Saat ia menoleh, So Hyun sudah sangat jauh darinya. TOP segera berdiri dan kembali duduk di sebelah So Hyun, di sisi yang lain—dengan tujuan gadis itu bisa bergeser lagi ke tempat semula.


“Aku akan mencari cara agar bisa membunuhmu tanpa rasa sakit. Tenang saja! Sebenarnya kami semua adalah orang baik.” Mata So Hyun melebar, dan ia terlihat ingin bicara. TOP terkekeh dan mengulurkan tangannya ke wajah gadis itu, menurunkan kain yang menutupi mulutnya.


“Kalau mau bicara, bicara saja!” So Hyun tetap tidak bicara. Tapi mulutnya bergetar-getar.


Tatapan TOP menerawang ke langit-langit. “Aku harap ada cara dimana aku bisa mendapatkan uang Ju Il tanpa harus membunuhmu.”



**********



“Apa Ju Il bilang kalau anak itu bisu?” Daesung melirik TOP yang sedang makan. Pria itu cuma menggeleng singkat.


“Aneh. Dia tidak bicara dari kemarin, menurutku dia bisu,” tambah Daesung. Ia mengambil sumpit di rak dan bergabung dengan yang lain di meja makan. Tak lupa melirik So Hyun yang tak bergerak, menunduk menatap lantai.  
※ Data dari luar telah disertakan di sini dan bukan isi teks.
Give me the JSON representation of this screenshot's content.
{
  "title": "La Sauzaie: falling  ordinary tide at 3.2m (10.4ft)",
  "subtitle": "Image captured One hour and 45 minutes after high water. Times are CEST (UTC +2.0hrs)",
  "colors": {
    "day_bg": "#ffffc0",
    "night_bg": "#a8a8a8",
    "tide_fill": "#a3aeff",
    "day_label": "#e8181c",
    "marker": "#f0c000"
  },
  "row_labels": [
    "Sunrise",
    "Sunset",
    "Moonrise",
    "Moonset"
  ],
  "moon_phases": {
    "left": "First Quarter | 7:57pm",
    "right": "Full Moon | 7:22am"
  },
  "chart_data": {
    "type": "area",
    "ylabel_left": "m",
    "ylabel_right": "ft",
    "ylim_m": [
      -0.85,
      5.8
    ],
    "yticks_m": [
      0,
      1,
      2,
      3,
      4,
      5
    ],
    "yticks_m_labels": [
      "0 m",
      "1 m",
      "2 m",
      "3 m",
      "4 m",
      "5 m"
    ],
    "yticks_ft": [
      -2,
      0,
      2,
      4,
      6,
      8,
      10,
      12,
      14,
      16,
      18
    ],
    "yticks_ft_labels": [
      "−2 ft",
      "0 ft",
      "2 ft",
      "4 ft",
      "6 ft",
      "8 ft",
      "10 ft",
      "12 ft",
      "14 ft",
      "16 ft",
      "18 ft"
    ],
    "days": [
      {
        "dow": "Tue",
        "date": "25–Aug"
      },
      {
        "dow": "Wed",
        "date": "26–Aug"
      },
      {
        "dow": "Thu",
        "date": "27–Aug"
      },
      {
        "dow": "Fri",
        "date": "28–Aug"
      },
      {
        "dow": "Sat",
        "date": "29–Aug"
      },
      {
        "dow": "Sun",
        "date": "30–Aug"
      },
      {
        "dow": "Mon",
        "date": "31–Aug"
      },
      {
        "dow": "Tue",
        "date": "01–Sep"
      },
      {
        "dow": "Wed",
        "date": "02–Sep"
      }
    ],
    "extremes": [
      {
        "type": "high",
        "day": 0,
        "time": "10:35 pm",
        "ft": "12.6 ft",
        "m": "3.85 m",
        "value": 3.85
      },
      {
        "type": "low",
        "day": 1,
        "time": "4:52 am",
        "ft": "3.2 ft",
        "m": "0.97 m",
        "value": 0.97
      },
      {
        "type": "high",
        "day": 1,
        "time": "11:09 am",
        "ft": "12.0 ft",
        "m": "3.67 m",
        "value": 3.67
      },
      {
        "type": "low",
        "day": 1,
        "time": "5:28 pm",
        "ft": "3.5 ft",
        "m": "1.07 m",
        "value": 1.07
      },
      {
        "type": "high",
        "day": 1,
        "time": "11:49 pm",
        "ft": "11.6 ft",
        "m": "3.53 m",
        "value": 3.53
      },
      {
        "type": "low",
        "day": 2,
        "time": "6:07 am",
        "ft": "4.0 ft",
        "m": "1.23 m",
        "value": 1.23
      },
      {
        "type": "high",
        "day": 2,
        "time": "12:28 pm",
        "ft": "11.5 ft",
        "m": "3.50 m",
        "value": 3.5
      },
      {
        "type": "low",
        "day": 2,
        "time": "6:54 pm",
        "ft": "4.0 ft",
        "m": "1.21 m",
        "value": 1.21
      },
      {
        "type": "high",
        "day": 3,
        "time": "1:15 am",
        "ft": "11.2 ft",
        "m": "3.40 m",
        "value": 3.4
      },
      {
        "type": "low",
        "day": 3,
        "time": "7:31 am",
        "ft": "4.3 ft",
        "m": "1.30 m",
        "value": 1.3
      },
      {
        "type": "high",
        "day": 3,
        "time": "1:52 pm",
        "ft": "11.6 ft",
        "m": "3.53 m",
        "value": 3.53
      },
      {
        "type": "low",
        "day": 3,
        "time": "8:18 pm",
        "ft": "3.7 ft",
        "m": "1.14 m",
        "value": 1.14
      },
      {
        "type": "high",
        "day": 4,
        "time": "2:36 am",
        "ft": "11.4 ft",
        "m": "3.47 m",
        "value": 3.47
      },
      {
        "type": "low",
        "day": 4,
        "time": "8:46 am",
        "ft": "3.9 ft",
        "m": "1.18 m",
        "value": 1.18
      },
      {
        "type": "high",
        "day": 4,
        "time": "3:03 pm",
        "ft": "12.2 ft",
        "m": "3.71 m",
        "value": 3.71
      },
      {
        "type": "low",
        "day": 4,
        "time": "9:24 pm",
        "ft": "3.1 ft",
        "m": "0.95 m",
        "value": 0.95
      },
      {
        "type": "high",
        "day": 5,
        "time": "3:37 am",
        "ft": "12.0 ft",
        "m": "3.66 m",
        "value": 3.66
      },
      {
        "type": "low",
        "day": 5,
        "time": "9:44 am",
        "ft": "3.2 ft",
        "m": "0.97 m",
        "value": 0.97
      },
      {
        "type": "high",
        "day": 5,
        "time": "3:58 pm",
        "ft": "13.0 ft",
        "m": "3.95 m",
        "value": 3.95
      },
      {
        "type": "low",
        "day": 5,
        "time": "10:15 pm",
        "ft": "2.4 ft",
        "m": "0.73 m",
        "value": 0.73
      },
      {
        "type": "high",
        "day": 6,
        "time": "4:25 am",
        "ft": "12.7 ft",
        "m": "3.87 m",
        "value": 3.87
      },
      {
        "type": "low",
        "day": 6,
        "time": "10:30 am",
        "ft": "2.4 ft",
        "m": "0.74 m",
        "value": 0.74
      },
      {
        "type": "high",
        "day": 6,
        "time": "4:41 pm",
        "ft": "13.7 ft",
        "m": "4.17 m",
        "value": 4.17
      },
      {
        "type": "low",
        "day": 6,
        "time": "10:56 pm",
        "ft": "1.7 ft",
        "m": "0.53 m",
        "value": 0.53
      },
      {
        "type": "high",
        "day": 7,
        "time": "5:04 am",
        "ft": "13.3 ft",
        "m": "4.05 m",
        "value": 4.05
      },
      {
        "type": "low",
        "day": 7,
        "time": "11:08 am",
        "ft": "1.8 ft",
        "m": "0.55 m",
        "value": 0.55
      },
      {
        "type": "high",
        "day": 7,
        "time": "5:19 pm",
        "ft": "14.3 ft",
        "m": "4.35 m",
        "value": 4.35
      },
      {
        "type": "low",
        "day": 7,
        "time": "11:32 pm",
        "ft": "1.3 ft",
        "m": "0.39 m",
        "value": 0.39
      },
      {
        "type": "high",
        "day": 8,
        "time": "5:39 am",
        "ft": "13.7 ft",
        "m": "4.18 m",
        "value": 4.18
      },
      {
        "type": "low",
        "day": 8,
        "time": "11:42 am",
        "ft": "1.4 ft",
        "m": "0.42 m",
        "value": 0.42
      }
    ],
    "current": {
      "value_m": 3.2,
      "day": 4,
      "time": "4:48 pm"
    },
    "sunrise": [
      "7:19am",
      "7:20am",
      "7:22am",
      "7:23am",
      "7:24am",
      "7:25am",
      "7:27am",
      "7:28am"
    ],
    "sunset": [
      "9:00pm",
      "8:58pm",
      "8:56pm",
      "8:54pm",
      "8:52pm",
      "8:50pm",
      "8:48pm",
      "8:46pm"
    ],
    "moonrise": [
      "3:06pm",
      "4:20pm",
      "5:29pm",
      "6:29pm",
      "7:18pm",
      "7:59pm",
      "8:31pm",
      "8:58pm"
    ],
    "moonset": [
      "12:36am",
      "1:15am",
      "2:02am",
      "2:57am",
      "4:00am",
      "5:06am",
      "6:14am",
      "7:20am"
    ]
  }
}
“Coba saja tanyakan langsung pada Ju Il,” sahut Taeyang.
“Tidak. Kata Ju Il kita tidak boleh menghubunginya.”
“Apa? Kenapa? Lalu bagaimana cara kita memberitahu Ju Il kalau anak itu sudah dibunuh?”


“Kami sudah janjian sebelumnya. Hari sabtu besok kita bawa mayat So Hyun ke bukit Yeouido. Ju Il akan memberikan uangnya disitu.”


“Berarti 3 hari lagi? Anak manis itu hanya punya 3 hari lagi.” GD mencondongkan badannya ke belakang dan memandangi So Hyun dengan sedih.


“Jadi kapan kita membunuhnya? Dan bagaimana caranya?” Seungri memelankan suaranya dan menoleh pada TOP—yang langsung menghindari pertanyaannya. Pria itu menjejalkan sesendok besar nasi ke mulutnya yang masih penuh, lalu menjejalkan sesendok lagi dan lagi.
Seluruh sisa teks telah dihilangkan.